India with Sanjeev Bhaskar presents an unforgettable journey through India visiting stunning palaces, chaotic cities and beautiful beaches, that also follows Sanjeev’s emotional journey to his father’s former home, now in Pakistan. It’s also a personal, colourful and comic look at one of the world’s next superpowers.

(3) Paul Merton in India

Having conquered China, comedian Paul Merton set his sights on India, bringing his own unique perspective to a vast and diverse country. Paul’s India travels shun the traditional tourist spots in favour of unexpected sights and surprising detours, to see ‘his India’. Wandering off the typical tourist trails, Paul readily follows his own instincts taking us on a personal odyssey where a delicate balance of heart and humour will expose an unfamiliar side to this economic powerhouse. Paul begins a surreal and intense journey from crowded city streets to the harsh beauty of rural India; from the rugged terrain of the North to the sultry heat of the South.
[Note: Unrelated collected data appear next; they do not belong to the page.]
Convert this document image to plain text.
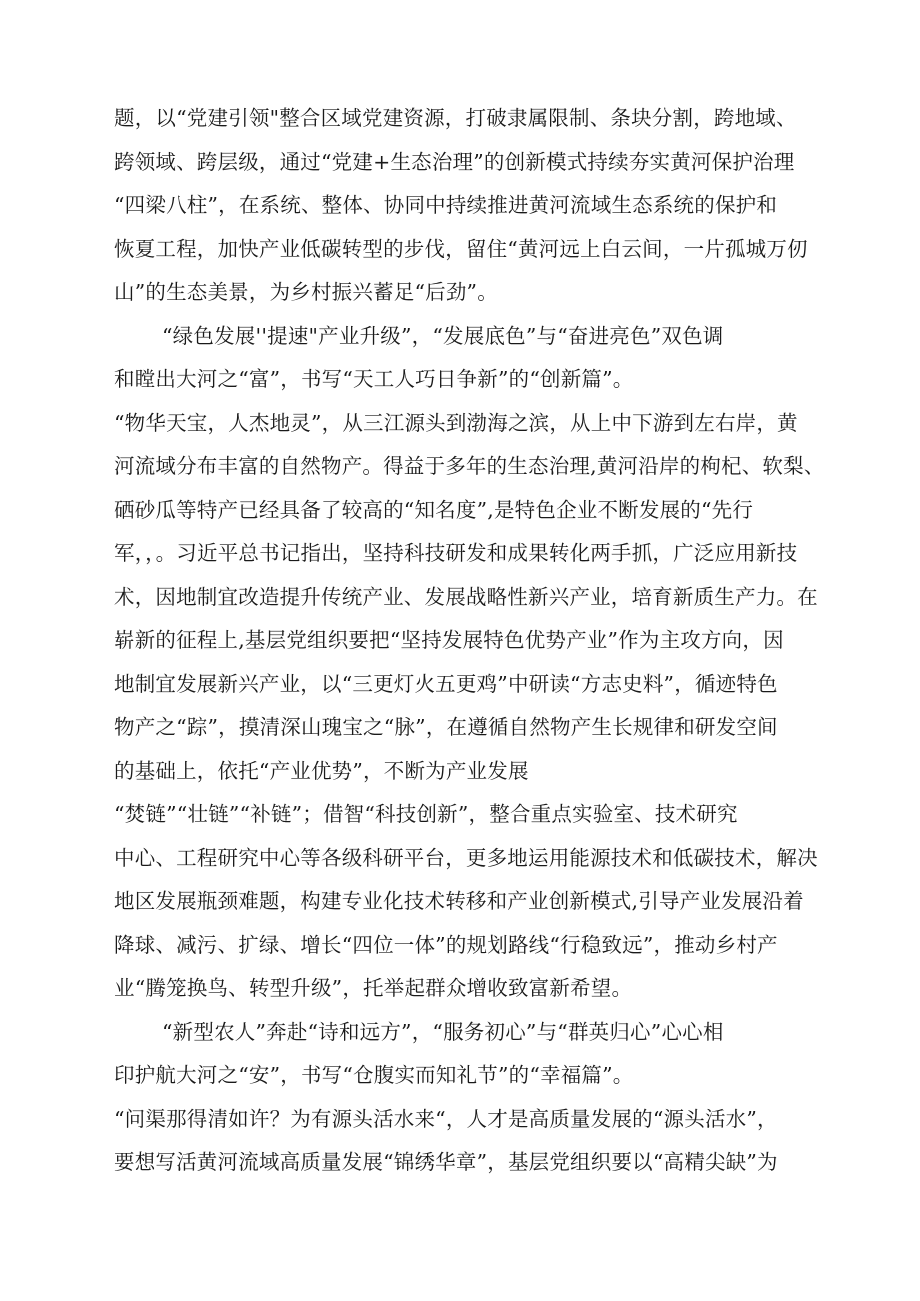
题，以“党建引领"整合区域党建资源，打破隶属限制、条块分割，跨地域、
跨领域、跨层级，通过“党建+生态治理”的创新模式持续夯实黄河保护治理
“四梁八柱”，在系统、整体、协同中持续推进黄河流域生态系统的保护和
恢夏工程，加快产业低碳转型的步伐，留住“黄河远上白云间，一片孤城万仞
山”的生态美景，为乡村振兴蓄足“后劲”。
“绿色发展''提速"产业升级”，“发展底色”与“奋进亮色”双色调
和瞠出大河之“富”，书写“天工人巧日争新”的“创新篇”。
“物华天宝，人杰地灵”，从三江源头到渤海之滨，从上中下游到左右岸，黄
河流域分布丰富的自然物产。得益于多年的生态治理,黄河沿岸的枸杞、软梨、
硒砂瓜等特产已经具备了较高的“知名度”,是特色企业不断发展的“先行
军，，。习近平总书记指出，坚持科技研发和成果转化两手抓，广泛应用新技
术，因地制宜改造提升传统产业、发展战略性新兴产业，培育新质生产力。在
崭新的征程上,基层党组织要把“坚持发展特色优势产业”作为主攻方向，因
地制宜发展新兴产业，以“三更灯火五更鸡”中研读“方志史料”，循迹特色
物产之“踪”，摸清深山瑰宝之“脉”，在遵循自然物产生长规律和研发空间
的基础上，依托“产业优势”，不断为产业发展
“焚链”“壮链”“补链”；借智“科技创新”，整合重点实验室、技术研究
中心、工程研究中心等各级科研平台，更多地运用能源技术和低碳技术，解决
地区发展瓶颈难题，构建专业化技术转移和产业创新模式,引导产业发展沿着
降球、减污、扩绿、增长“四位一体”的规划路线“行稳致远”，推动乡村产
业“腾笼换鸟、转型升级”，托举起群众增收致富新希望。
“新型农人”奔赴“诗和远方”，“服务初心”与“群英归心”心心相
印护航大河之“安”，书写“仓腹实而知礼节”的“幸福篇”。
“问渠那得清如许？为有源头活水来“，人才是高质量发展的“源头活水”，
要想写活黄河流域高质量发展“锦绣华章”，基层党组织要以“高精尖缺”为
Paul’s India travels sees him hanging out with a gang of Eunuchs; dining with convicted criminals in a high security prison; learning to ‘rock’ on stage Indian style, and getting swamped by thousands of naked holy men at a remote hilltop festival. Facing angry elephants, delinquent monkeys, spitting cobras and holy rats along the way… Paul heads off to find the ‘alternative’ India.

(4) Ganges

The Ganges River (Gang Ma or Great Mother) is the holiest river in the world. Rising from the pure glacial meltwaters of the Himalayas, it flows down onto India’s Northern Plain, then heads eastwards into the swamplands of Bangladesh, finally discharging a 500-km (310-mile) tongue of red silt into the Bay of Bengal. As well as filling wells and irrigating crops to sustain the cities and villages along its banks, it is the spiritual life-blood for India’s primary religion, Hinduism. Bathing in the Ganges remains the lifelong ambition of many of India’s believing masses, who consider the river to be a living goddess. People gather daily at her banks to murmur prayers, baptise children, wash vibrant coloured saris, drink her waters or simply die believing such acts help absolve sins and lead the way to Nirvana.
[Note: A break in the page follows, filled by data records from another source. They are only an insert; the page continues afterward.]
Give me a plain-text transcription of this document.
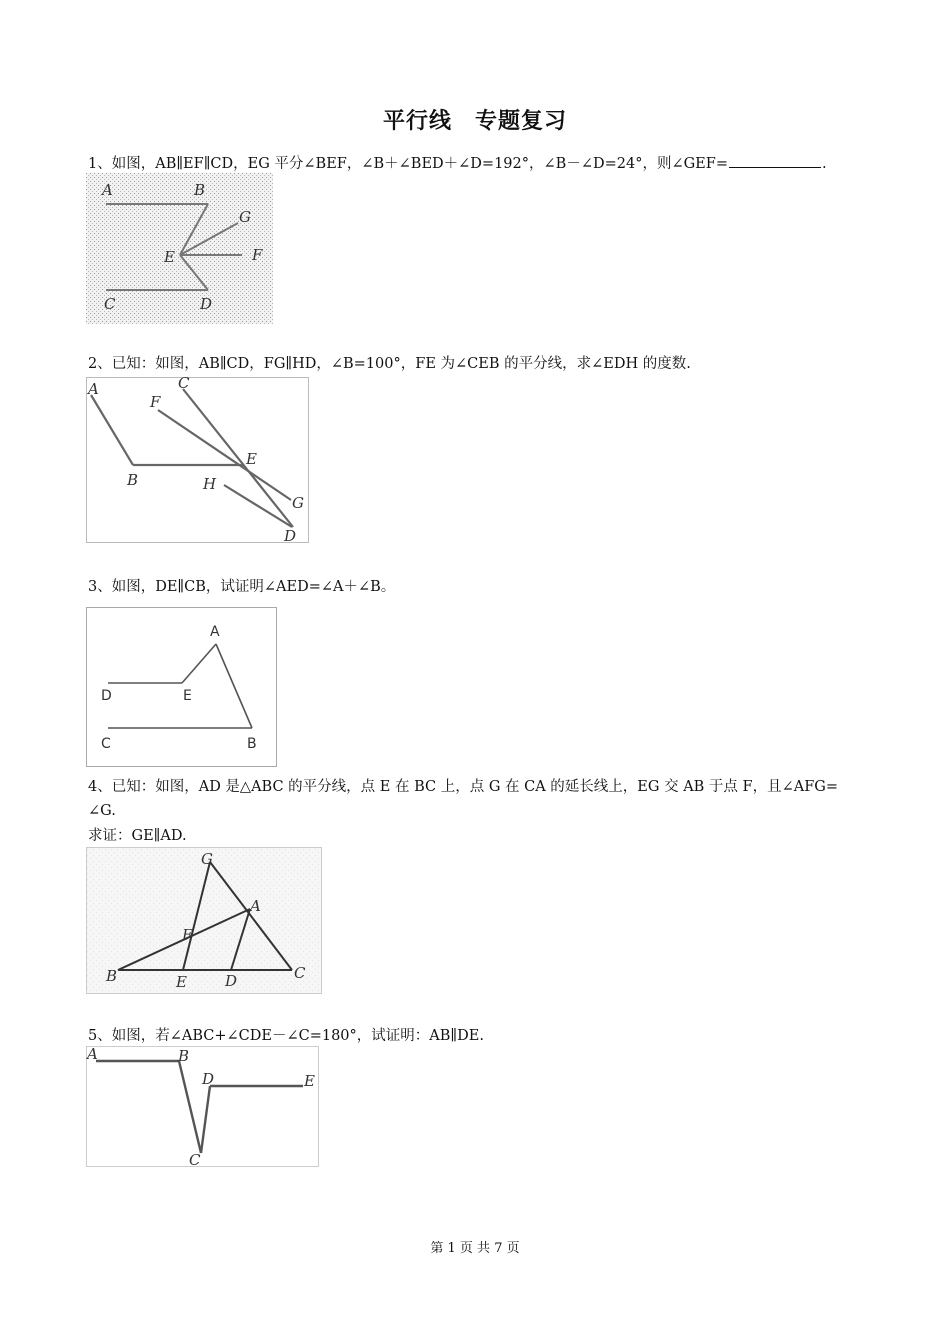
平行线　专题复习
1、如图，AB∥EF∥CD，EG 平分∠BEF，∠B＋∠BED＋∠D=192°，∠B－∠D=24°，则∠GEF=	.
A	B
G
E	F
C	D
2、已知：如图，AB∥CD，FG∥HD，∠B=100°，FE 为∠CEB 的平分线，求∠EDH 的度数.
A
B
C
F
E
H
G
D
3、如图，DE∥CB，试证明∠AED=∠A＋∠B。
A
D	E
C	B
4、已知：如图，AD 是△ABC 的平分线，点 E 在 BC 上，点 G 在 CA 的延长线上，EG 交 AB 于点 F，且∠AFG=
∠G.
求证：GE∥AD.
G
A
F
B	E	D	C
5、如图，若∠ABC+∠CDE－∠C=180°，试证明：AB∥DE.
A	B
D	E
C
第 1 页 共 7 页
Ganges reveals the source of the river high in the Himalayas, the youngest mountain range in the world, and follows its route as it sharply incises the mountains on its journey south-east. Along the way we discover the Hindu story of the river’s creation, and how it supports the myriad forms of life that thrive on its banks. With stunning, evocative images by photographer Jon Nicholson, Ganges is a true visual feast, as teeming with life and colour as the mighty river itself.

(5) Gordon Ramsay’s Great Escape: India

Like most of us, Gordon Ramsay likes a good curry, though he has little idea about the roots of his favourite dish. Join Gordon as he travels through the regions of India on a journey of discovery to reveal a new rich culinary world. Steering clear of posh restaurants and fancy dining, this is a trip to uncover the real cooking the country has to offer. Meet the people, experience the sights and see the real India as Gordon travels the country in search of the origins of authentic Indian cuisine. From working the kitchen on the Mangalore Express to cooking on the streets of Mumbai, this is Indian food and life at its most real. Along the way, Gordon will meet a host of food mentors who will teach him their own Indian dishes and recruit him into a number of exciting, challenging food related pursuits as he learns totally new cooking skills. This is Gordon Ramsay unlike you have ever seen him before, more thoughtful and open minded whilst retaining his passion in search of culinary perfection. Part cookery programme, part travelogue; follow Gordon on a voyage of self discovery and culinary & cultural delight. This is Gordon’s Great Escape.